Os enredos, comumente baseados em histórias íntimas com grande alcance social, têm protagonistas majoritariamente mulheres que se revoltam contra a discriminação motivada por razões culturais ou religiosas; que sobrevivem e encontram o amor em complicados contextos de conflitos étnicos e de sexualidade; e se lançam na mais feroz tentativa de sobrevivência no caos das metrópoles africanas.

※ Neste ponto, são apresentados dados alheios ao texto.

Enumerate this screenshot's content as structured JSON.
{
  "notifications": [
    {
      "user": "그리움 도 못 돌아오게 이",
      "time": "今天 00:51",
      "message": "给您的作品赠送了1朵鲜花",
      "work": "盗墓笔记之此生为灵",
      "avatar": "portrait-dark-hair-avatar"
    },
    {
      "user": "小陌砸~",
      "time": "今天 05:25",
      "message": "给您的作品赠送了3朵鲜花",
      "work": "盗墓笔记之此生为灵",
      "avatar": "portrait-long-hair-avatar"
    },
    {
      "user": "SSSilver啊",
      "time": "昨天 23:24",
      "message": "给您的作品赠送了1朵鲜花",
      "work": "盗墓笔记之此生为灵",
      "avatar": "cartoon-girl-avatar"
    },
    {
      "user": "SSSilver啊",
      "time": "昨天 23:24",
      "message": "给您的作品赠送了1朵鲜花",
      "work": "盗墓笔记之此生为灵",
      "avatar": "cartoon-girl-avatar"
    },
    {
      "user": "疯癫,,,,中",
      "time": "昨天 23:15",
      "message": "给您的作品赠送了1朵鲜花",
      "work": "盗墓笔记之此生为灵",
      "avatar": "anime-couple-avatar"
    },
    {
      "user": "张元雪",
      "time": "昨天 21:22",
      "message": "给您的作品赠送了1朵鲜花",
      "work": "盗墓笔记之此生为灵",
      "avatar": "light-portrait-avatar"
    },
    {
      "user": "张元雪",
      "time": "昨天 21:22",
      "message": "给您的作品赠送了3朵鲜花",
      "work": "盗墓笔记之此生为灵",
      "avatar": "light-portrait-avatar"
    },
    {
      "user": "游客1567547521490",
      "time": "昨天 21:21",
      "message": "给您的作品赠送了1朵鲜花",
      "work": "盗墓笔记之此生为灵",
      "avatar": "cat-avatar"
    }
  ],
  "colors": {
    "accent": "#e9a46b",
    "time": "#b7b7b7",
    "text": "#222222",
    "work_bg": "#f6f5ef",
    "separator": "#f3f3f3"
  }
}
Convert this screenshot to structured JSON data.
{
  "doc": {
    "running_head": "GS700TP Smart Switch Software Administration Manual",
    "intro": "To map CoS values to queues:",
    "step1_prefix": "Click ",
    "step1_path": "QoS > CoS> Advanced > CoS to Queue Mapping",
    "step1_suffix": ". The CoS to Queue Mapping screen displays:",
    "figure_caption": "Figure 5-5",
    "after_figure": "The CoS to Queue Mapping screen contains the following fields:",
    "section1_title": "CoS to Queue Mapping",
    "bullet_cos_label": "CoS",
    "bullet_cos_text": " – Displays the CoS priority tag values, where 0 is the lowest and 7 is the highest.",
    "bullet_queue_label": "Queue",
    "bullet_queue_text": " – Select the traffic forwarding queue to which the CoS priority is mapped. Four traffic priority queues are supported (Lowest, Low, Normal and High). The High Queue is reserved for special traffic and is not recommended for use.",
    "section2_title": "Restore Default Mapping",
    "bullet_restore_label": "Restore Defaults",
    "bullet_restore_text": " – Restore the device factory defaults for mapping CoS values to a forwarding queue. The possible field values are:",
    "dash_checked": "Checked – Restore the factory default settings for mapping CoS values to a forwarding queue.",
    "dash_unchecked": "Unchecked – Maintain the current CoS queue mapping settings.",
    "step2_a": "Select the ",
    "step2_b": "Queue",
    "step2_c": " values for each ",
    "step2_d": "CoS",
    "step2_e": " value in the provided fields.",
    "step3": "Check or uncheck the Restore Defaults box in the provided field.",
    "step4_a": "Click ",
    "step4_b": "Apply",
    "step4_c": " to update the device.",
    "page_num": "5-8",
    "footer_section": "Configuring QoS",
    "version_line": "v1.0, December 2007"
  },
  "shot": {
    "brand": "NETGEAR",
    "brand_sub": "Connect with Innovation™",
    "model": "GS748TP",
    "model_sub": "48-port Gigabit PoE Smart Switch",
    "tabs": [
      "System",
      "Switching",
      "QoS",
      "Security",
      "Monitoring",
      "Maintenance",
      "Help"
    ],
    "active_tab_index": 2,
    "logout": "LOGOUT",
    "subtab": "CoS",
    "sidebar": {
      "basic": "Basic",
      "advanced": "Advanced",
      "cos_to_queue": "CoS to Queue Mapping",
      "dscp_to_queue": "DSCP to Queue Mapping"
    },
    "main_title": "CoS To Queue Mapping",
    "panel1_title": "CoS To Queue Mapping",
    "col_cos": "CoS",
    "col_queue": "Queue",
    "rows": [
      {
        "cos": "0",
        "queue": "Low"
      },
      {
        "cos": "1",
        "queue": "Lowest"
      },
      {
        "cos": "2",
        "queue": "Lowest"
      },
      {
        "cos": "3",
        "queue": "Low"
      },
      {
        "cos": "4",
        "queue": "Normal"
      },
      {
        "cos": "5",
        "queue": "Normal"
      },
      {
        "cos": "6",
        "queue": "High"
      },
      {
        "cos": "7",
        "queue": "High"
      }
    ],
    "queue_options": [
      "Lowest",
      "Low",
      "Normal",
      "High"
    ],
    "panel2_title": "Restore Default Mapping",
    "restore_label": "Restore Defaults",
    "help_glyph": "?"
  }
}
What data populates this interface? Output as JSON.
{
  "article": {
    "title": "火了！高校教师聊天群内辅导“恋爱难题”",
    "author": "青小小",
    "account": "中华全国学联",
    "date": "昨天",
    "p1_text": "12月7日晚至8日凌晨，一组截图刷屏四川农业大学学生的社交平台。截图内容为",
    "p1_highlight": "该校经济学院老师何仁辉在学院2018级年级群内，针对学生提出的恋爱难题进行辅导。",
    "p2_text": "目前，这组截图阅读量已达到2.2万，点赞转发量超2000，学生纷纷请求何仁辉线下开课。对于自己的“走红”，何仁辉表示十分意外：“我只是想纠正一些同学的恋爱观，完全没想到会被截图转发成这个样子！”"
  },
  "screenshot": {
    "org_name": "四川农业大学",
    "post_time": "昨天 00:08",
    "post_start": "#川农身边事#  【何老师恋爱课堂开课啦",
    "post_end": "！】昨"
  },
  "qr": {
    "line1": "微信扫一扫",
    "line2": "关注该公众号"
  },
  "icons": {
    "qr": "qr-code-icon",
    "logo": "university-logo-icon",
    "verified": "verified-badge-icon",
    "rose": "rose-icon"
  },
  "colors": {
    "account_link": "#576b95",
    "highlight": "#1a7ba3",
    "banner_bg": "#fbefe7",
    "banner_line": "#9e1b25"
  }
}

O conceito curatorial da mostra destaca, portanto, uma mudança geracional que ocorre no início do século 21 e que afeta enredos, estéticas e os próprios mercados cinematográficos africanos. Partindo da riqueza de gêneros como o melodrama, o thriller, o romance ou a comédia, os realizadores revelam domínio da linguagem cinematográfica com propostas inovadoras. Por meio desses filmes, é possível tomar contato com as realidades cotidianas, os anseios e as aspirações de uma África contemporânea, múltipla e diversa.
Três destaques
A Mostra de Cinemas Africanos será de 7 a 12 de dezembro na Cinemateca Capitólio Petrobras, na Capital. Ingressos a R$ 10.
Supa Modo (Quênia, 2018), de Likarion Wainaina
Inédito no Brasil, conta a história de Jo, uma garota de nove anos que tem uma doença terminal e é levada de volta à sua vila rural de origem para viver seus últimos dias. Fugindo dos clichês, o longa investe em doçura, humor e simplicidade. Estreou no Festival de Berlim 2018 e foi escolhido para representar o Quênia na disputa pela indicação de melhor filme estrangeiro nos Oscar 2019.
Sessões dias 7/12, às 20h, e 12/12, às 18h30min
Rafiki (Quênia, 2018), de Wanuri Kahiu
Primeiro longa-metragem queniano a ser exibido no Festival de Cannes, Rafiki tornou-se um dos filmes mais importantes no circuito internacional de festivais. Por mostrar um relacionamento lésbico entre duas adolescentes, acabou banido no Quênia, país onde a homossexualidade é considerada crime. Rafiki integra o contexto de produção dos cinemas africanos no século 21: filmes urbanos, com temáticas atuais e dirigidos por mulheres.
Sessões dias 8/12, às 20h, e 13/12, às 18h30min
Vaya (África do Sul, 2017), de Akin Omotoso
Também inédito no Brasil, abriu o New York African Film Festival de 2017. Baseado em histórias reais, aborda a chegada de três personagens a Joanesburgo em um mesmo trem. As experiências na cidade grande dessas personagens as obrigam a repensar suas atitudes diante da vida e das pessoas.